PHP : Weak mode for encrypting algorithm

The insecure encryption mode is used. This may lead to a loss of confidentiality or integrity of the data due to the man in the middle attack.

The encryption algorithm defines how the block of ciphertext will be obtained from the block of data of fixed size. Encryption mode determines how the encryption algorithm will be applied to the data that is larger than the block size.

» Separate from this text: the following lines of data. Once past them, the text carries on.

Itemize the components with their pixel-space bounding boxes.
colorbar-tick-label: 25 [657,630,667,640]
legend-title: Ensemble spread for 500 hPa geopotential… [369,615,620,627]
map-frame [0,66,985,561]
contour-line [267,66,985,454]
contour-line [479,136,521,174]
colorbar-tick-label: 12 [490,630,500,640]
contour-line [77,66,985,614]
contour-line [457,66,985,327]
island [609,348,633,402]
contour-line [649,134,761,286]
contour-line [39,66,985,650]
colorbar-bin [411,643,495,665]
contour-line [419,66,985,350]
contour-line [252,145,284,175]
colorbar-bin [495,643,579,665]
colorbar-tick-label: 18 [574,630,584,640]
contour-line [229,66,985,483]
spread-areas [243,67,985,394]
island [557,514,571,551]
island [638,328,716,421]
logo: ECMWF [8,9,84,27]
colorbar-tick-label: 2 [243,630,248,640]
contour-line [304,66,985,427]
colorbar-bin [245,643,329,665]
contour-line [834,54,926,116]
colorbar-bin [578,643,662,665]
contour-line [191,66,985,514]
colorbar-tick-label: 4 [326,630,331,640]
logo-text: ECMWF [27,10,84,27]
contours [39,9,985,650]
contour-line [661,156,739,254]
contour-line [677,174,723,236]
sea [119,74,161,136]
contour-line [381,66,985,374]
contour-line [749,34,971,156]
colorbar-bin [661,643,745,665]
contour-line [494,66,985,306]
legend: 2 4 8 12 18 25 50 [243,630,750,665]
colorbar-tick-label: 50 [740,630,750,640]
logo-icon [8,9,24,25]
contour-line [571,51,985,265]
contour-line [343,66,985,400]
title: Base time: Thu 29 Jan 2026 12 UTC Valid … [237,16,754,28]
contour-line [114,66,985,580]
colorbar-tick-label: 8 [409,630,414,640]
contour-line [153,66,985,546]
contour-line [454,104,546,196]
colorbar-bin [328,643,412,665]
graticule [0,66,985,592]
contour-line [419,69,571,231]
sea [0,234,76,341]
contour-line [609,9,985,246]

For example, the Electronic Codebook (ECB) mode is the simplest encryption mode, in which the original data blocks are encrypted independently. This allows parallel processing of blocks, which increases the speed of encryption and decryption. Nevertheless, the ECB mode is insecure, since the identical data blocks are encrypted into identical ciphertext blocks, which simplifies cryptanalysis. Moreover, the ciphertext blocks are independent from each other, so an attacker can replace some blocks of hijacked ciphertext, undetected by the receiver. Besides, the encryption in ECB mode keeps statistical features of the original data. An attacker who intercepts the ciphertext can draw some conclusions about the structure of the original data even without decrypting.

Moreover, CBC mode is vulnerable to The Padding Oracle Attack (also known as “Vaudenay attack”) because of the lack of authentication. This allows to make predictable, arbitrary changes to the plaintext of the last block by modifying the ciphertext (of the second to last block, or the IV) in order to draw information out of the originally unreadable ciphertext.

Sensitive Data Exposure vulnerabilities take the third place in the “OWASP Top 10 2017” web-application vulnerabilities ranking.